Terahertz-driven four-wave mixing at glass surfaces: Probing vibrational resonances and structural regimes
Abstract
Disordered materials such as glasses exhibit complex structural dynamics that are challenging to probe with conventional spectroscopies.
We demonstrate that terahertz-driven four-wave mixing (FWM) at glass surfaces provides direct access to low-frequency vibrational modes and structural evolution in amorphous solids.
Applied to a compositional series of PbO-silicate glasses (20-54 mol% PbO), this technique resolves distinct contributions from collective Boson-peak excitations and Pb-O / Si-O network stretching modes, and tracks their systematic evolution across structurally distinct compositional regimes.
The dominant vibrational frequency blueshifts with PbO content, reflecting the progressive evolution of the Pb$^{2+}$ network role from silicate-modifier to ward network-former.

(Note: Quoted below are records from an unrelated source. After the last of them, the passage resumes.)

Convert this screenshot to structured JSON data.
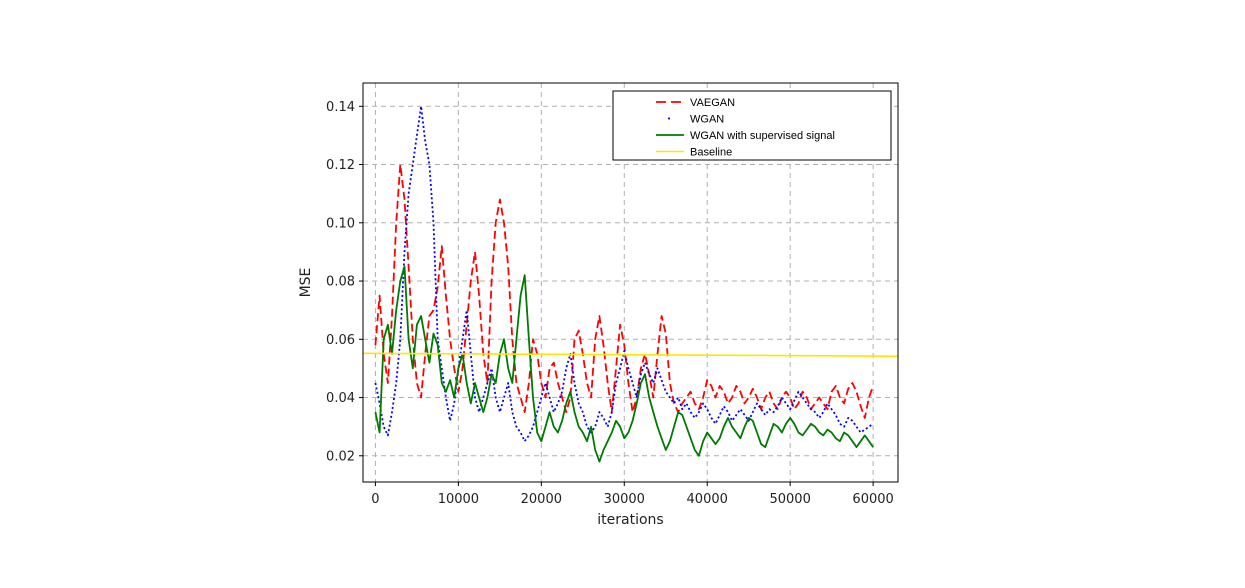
{
  "chart_data": {
    "type": "line",
    "xlabel": "iterations",
    "ylabel": "MSE",
    "xlim": [
      -1500,
      63000
    ],
    "ylim": [
      0.011,
      0.148
    ],
    "x_ticks": [
      0,
      10000,
      20000,
      30000,
      40000,
      50000,
      60000
    ],
    "y_ticks": [
      0.02,
      0.04,
      0.06,
      0.08,
      0.1,
      0.12,
      0.14
    ],
    "x_tick_labels": [
      "0",
      "10000",
      "20000",
      "30000",
      "40000",
      "50000",
      "60000"
    ],
    "y_tick_labels": [
      "0.02",
      "0.04",
      "0.06",
      "0.08",
      "0.10",
      "0.12",
      "0.14"
    ],
    "grid": true,
    "legend_position": "top-right",
    "series": [
      {
        "name": "VAEGAN",
        "color": "#ff0000",
        "style": "dashed",
        "x": [
          0,
          500,
          1000,
          1500,
          2000,
          2500,
          3000,
          3500,
          4000,
          4500,
          5000,
          5500,
          6000,
          6500,
          7000,
          7500,
          8000,
          8500,
          9000,
          9500,
          10000,
          10500,
          11000,
          11500,
          12000,
          12500,
          13000,
          13500,
          14000,
          14500,
          15000,
          15500,
          16000,
          16500,
          17000,
          17500,
          18000,
          18500,
          19000,
          19500,
          20000,
          20500,
          21000,
          21500,
          22000,
          22500,
          23000,
          23500,
          24000,
          24500,
          25000,
          25500,
          26000,
          26500,
          27000,
          27500,
          28000,
          28500,
          29000,
          29500,
          30000,
          30500,
          31000,
          31500,
          32000,
          32500,
          33000,
          33500,
          34000,
          34500,
          35000,
          35500,
          36000,
          36500,
          37000,
          37500,
          38000,
          38500,
          39000,
          39500,
          40000,
          40500,
          41000,
          41500,
          42000,
          42500,
          43000,
          43500,
          44000,
          44500,
          45000,
          45500,
          46000,
          46500,
          47000,
          47500,
          48000,
          48500,
          49000,
          49500,
          50000,
          50500,
          51000,
          51500,
          52000,
          52500,
          53000,
          53500,
          54000,
          54500,
          55000,
          55500,
          56000,
          56500,
          57000,
          57500,
          58000,
          58500,
          59000,
          59500,
          60000
        ],
        "y": [
          0.058,
          0.075,
          0.055,
          0.045,
          0.068,
          0.1,
          0.12,
          0.108,
          0.085,
          0.06,
          0.045,
          0.04,
          0.055,
          0.068,
          0.07,
          0.078,
          0.092,
          0.075,
          0.06,
          0.05,
          0.042,
          0.05,
          0.065,
          0.08,
          0.09,
          0.075,
          0.055,
          0.045,
          0.08,
          0.1,
          0.108,
          0.1,
          0.085,
          0.06,
          0.045,
          0.04,
          0.035,
          0.045,
          0.06,
          0.055,
          0.045,
          0.04,
          0.05,
          0.052,
          0.045,
          0.04,
          0.035,
          0.04,
          0.06,
          0.063,
          0.055,
          0.045,
          0.04,
          0.06,
          0.068,
          0.058,
          0.045,
          0.035,
          0.05,
          0.065,
          0.058,
          0.045,
          0.035,
          0.04,
          0.05,
          0.055,
          0.048,
          0.04,
          0.055,
          0.068,
          0.062,
          0.045,
          0.038,
          0.035,
          0.038,
          0.04,
          0.042,
          0.038,
          0.036,
          0.04,
          0.046,
          0.044,
          0.04,
          0.044,
          0.042,
          0.038,
          0.04,
          0.044,
          0.042,
          0.038,
          0.04,
          0.043,
          0.04,
          0.036,
          0.04,
          0.042,
          0.038,
          0.036,
          0.04,
          0.042,
          0.04,
          0.036,
          0.038,
          0.042,
          0.04,
          0.036,
          0.038,
          0.04,
          0.038,
          0.036,
          0.042,
          0.044,
          0.04,
          0.038,
          0.043,
          0.045,
          0.042,
          0.037,
          0.033,
          0.04,
          0.044
        ]
      },
      {
        "name": "WGAN",
        "color": "#0000ff",
        "style": "dotted",
        "x": [
          0,
          500,
          1000,
          1500,
          2000,
          2500,
          3000,
          3500,
          4000,
          4500,
          5000,
          5500,
          6000,
          6500,
          7000,
          7500,
          8000,
          8500,
          9000,
          9500,
          10000,
          10500,
          11000,
          11500,
          12000,
          12500,
          13000,
          13500,
          14000,
          14500,
          15000,
          15500,
          16000,
          16500,
          17000,
          17500,
          18000,
          18500,
          19000,
          19500,
          20000,
          20500,
          21000,
          21500,
          22000,
          22500,
          23000,
          23500,
          24000,
          24500,
          25000,
          25500,
          26000,
          26500,
          27000,
          27500,
          28000,
          28500,
          29000,
          29500,
          30000,
          30500,
          31000,
          31500,
          32000,
          32500,
          33000,
          33500,
          34000,
          34500,
          35000,
          35500,
          36000,
          36500,
          37000,
          37500,
          38000,
          38500,
          39000,
          39500,
          40000,
          40500,
          41000,
          41500,
          42000,
          42500,
          43000,
          43500,
          44000,
          44500,
          45000,
          45500,
          46000,
          46500,
          47000,
          47500,
          48000,
          48500,
          49000,
          49500,
          50000,
          50500,
          51000,
          51500,
          52000,
          52500,
          53000,
          53500,
          54000,
          54500,
          55000,
          55500,
          56000,
          56500,
          57000,
          57500,
          58000,
          58500,
          59000,
          59500,
          60000
        ],
        "y": [
          0.045,
          0.038,
          0.03,
          0.027,
          0.035,
          0.045,
          0.06,
          0.09,
          0.11,
          0.12,
          0.13,
          0.14,
          0.128,
          0.12,
          0.1,
          0.06,
          0.05,
          0.04,
          0.032,
          0.038,
          0.05,
          0.06,
          0.07,
          0.055,
          0.04,
          0.035,
          0.04,
          0.045,
          0.05,
          0.04,
          0.035,
          0.04,
          0.045,
          0.035,
          0.03,
          0.028,
          0.025,
          0.027,
          0.03,
          0.035,
          0.04,
          0.045,
          0.04,
          0.035,
          0.038,
          0.042,
          0.05,
          0.055,
          0.045,
          0.038,
          0.035,
          0.03,
          0.028,
          0.03,
          0.035,
          0.033,
          0.03,
          0.035,
          0.045,
          0.05,
          0.056,
          0.05,
          0.045,
          0.04,
          0.048,
          0.052,
          0.048,
          0.045,
          0.05,
          0.046,
          0.042,
          0.04,
          0.038,
          0.04,
          0.036,
          0.038,
          0.035,
          0.033,
          0.035,
          0.038,
          0.036,
          0.033,
          0.031,
          0.034,
          0.037,
          0.035,
          0.032,
          0.034,
          0.036,
          0.034,
          0.032,
          0.035,
          0.038,
          0.036,
          0.034,
          0.036,
          0.035,
          0.037,
          0.04,
          0.038,
          0.036,
          0.039,
          0.042,
          0.04,
          0.038,
          0.036,
          0.035,
          0.033,
          0.035,
          0.038,
          0.036,
          0.034,
          0.031,
          0.03,
          0.033,
          0.032,
          0.03,
          0.028,
          0.029,
          0.03,
          0.031
        ]
      },
      {
        "name": "WGAN with supervised signal",
        "color": "#007a00",
        "style": "solid",
        "x": [
          0,
          500,
          1000,
          1500,
          2000,
          2500,
          3000,
          3500,
          4000,
          4500,
          5000,
          5500,
          6000,
          6500,
          7000,
          7500,
          8000,
          8500,
          9000,
          9500,
          10000,
          10500,
          11000,
          11500,
          12000,
          12500,
          13000,
          13500,
          14000,
          14500,
          15000,
          15500,
          16000,
          16500,
          17000,
          17500,
          18000,
          18500,
          19000,
          19500,
          20000,
          20500,
          21000,
          21500,
          22000,
          22500,
          23000,
          23500,
          24000,
          24500,
          25000,
          25500,
          26000,
          26500,
          27000,
          27500,
          28000,
          28500,
          29000,
          29500,
          30000,
          30500,
          31000,
          31500,
          32000,
          32500,
          33000,
          33500,
          34000,
          34500,
          35000,
          35500,
          36000,
          36500,
          37000,
          37500,
          38000,
          38500,
          39000,
          39500,
          40000,
          40500,
          41000,
          41500,
          42000,
          42500,
          43000,
          43500,
          44000,
          44500,
          45000,
          45500,
          46000,
          46500,
          47000,
          47500,
          48000,
          48500,
          49000,
          49500,
          50000,
          50500,
          51000,
          51500,
          52000,
          52500,
          53000,
          53500,
          54000,
          54500,
          55000,
          55500,
          56000,
          56500,
          57000,
          57500,
          58000,
          58500,
          59000,
          59500,
          60000
        ],
        "y": [
          0.035,
          0.028,
          0.06,
          0.065,
          0.055,
          0.07,
          0.08,
          0.085,
          0.06,
          0.05,
          0.065,
          0.068,
          0.06,
          0.052,
          0.062,
          0.058,
          0.045,
          0.042,
          0.046,
          0.04,
          0.05,
          0.055,
          0.045,
          0.038,
          0.045,
          0.04,
          0.035,
          0.04,
          0.048,
          0.045,
          0.055,
          0.06,
          0.05,
          0.045,
          0.06,
          0.075,
          0.082,
          0.06,
          0.04,
          0.028,
          0.025,
          0.03,
          0.035,
          0.03,
          0.028,
          0.032,
          0.038,
          0.042,
          0.035,
          0.03,
          0.028,
          0.025,
          0.03,
          0.022,
          0.018,
          0.022,
          0.025,
          0.028,
          0.032,
          0.03,
          0.026,
          0.028,
          0.032,
          0.038,
          0.045,
          0.048,
          0.04,
          0.035,
          0.03,
          0.026,
          0.022,
          0.025,
          0.03,
          0.035,
          0.034,
          0.03,
          0.026,
          0.022,
          0.02,
          0.025,
          0.028,
          0.026,
          0.024,
          0.026,
          0.03,
          0.033,
          0.03,
          0.028,
          0.026,
          0.03,
          0.033,
          0.032,
          0.028,
          0.024,
          0.023,
          0.027,
          0.031,
          0.03,
          0.028,
          0.031,
          0.033,
          0.031,
          0.028,
          0.027,
          0.029,
          0.031,
          0.03,
          0.028,
          0.027,
          0.029,
          0.028,
          0.026,
          0.025,
          0.028,
          0.027,
          0.025,
          0.023,
          0.025,
          0.027,
          0.025,
          0.023
        ]
      },
      {
        "name": "Baseline",
        "color": "#ffe600",
        "style": "solid",
        "x": [
          -1500,
          63000
        ],
        "y": [
          0.0552,
          0.0542
        ]
      }
    ]
  }
}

A pronounced enhancement of the FWM signal near 44 mol% PbO coincides with the emergence of medium-range Pb-Pb correlations, while in-plane-to-out-of-plane FWM intensity ratio ($I_{\rm SS}/I_{\rm PS}$) tracks $\chi^{(3)}$ tensor anisotropy tied to Pb$^{2+}$ lone-pair spatial correlations.

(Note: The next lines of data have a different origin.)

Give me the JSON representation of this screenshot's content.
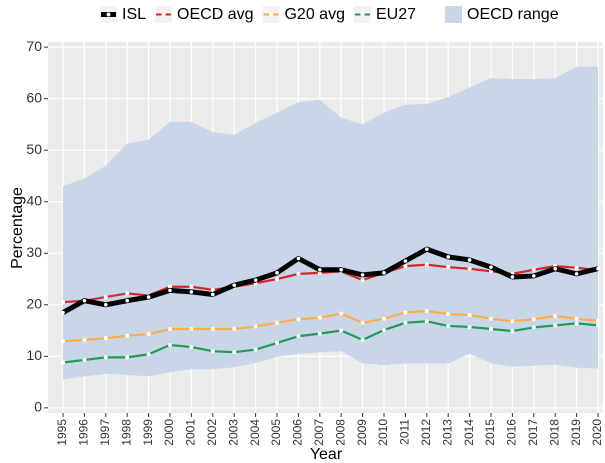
{
  "chart_data": {
    "type": "line",
    "x_label": "Year",
    "y_label": "Percentage",
    "categories": [
      "1995",
      "1996",
      "1997",
      "1998",
      "1999",
      "2000",
      "2001",
      "2002",
      "2003",
      "2004",
      "2005",
      "2006",
      "2007",
      "2008",
      "2009",
      "2010",
      "2011",
      "2012",
      "2013",
      "2014",
      "2015",
      "2016",
      "2017",
      "2018",
      "2019",
      "2020"
    ],
    "series": [
      {
        "name": "ISL",
        "color": "#000000",
        "values": [
          18.5,
          20.8,
          20.0,
          20.8,
          21.5,
          22.8,
          22.5,
          22.0,
          23.8,
          24.8,
          26.2,
          29.0,
          26.8,
          26.8,
          25.8,
          26.2,
          28.5,
          30.8,
          29.3,
          28.7,
          27.3,
          25.4,
          25.6,
          27.0,
          26.0,
          27.0
        ]
      },
      {
        "name": "OECD avg",
        "color": "#d7262b",
        "values": [
          20.5,
          20.8,
          21.5,
          22.2,
          21.8,
          23.5,
          23.5,
          22.9,
          23.5,
          24.2,
          25.0,
          26.0,
          26.2,
          26.5,
          24.8,
          26.2,
          27.5,
          27.8,
          27.3,
          27.0,
          26.5,
          26.0,
          26.8,
          27.5,
          27.2,
          26.7
        ]
      },
      {
        "name": "G20 avg",
        "color": "#fdae4b",
        "values": [
          12.9,
          13.2,
          13.5,
          14.0,
          14.3,
          15.3,
          15.3,
          15.3,
          15.3,
          15.8,
          16.5,
          17.2,
          17.5,
          18.3,
          16.5,
          17.3,
          18.5,
          18.8,
          18.2,
          18.0,
          17.3,
          16.8,
          17.2,
          17.8,
          17.3,
          16.9
        ]
      },
      {
        "name": "EU27",
        "color": "#1f9a57",
        "values": [
          8.8,
          9.3,
          9.8,
          9.8,
          10.4,
          12.2,
          11.8,
          11.0,
          10.8,
          11.3,
          12.6,
          13.9,
          14.4,
          15.0,
          13.2,
          15.1,
          16.5,
          16.8,
          15.9,
          15.7,
          15.3,
          14.9,
          15.6,
          16.0,
          16.4,
          16.0
        ]
      }
    ],
    "range": {
      "name": "OECD range",
      "color": "#c8d6e8",
      "high": [
        43,
        44.5,
        47,
        51.3,
        52,
        55.5,
        55.5,
        53.5,
        53,
        55.3,
        57.3,
        59.3,
        59.8,
        56.3,
        55,
        57.3,
        58.8,
        59,
        60.3,
        62.2,
        64,
        63.8,
        63.8,
        64,
        66.2,
        66.2
      ],
      "low": [
        5.5,
        6.1,
        6.6,
        6.4,
        6.1,
        6.9,
        7.5,
        7.5,
        7.9,
        8.7,
        9.9,
        10.5,
        10.8,
        11,
        8.6,
        8.3,
        8.6,
        8.6,
        8.6,
        10.5,
        8.6,
        8.0,
        8.2,
        8.4,
        7.8,
        7.6
      ]
    },
    "ylim": [
      -1,
      71
    ],
    "yticks": [
      0,
      10,
      20,
      30,
      40,
      50,
      60,
      70
    ],
    "grid": true
  }
}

The non-monotonic peak in both observables at 44 mol% PbO - a composition where NMR finds no change in local Pb-O coordination and Pb-O-Pb free-oxide linkages are negligible - provides direct evidence that a collective lone-pair reorganization occurs in the medium-range structure independently of nearest-neighbor bonding.
These results establish terahertz-driven FWM as a bulk-sensitive, near-surface depth-confined ($\sim$50 nm) nonlinear spectroscopy sensitive to vibrational and electronic structural fingerprints inaccessible to linear infrared, Raman, and terahertz time-domain probes.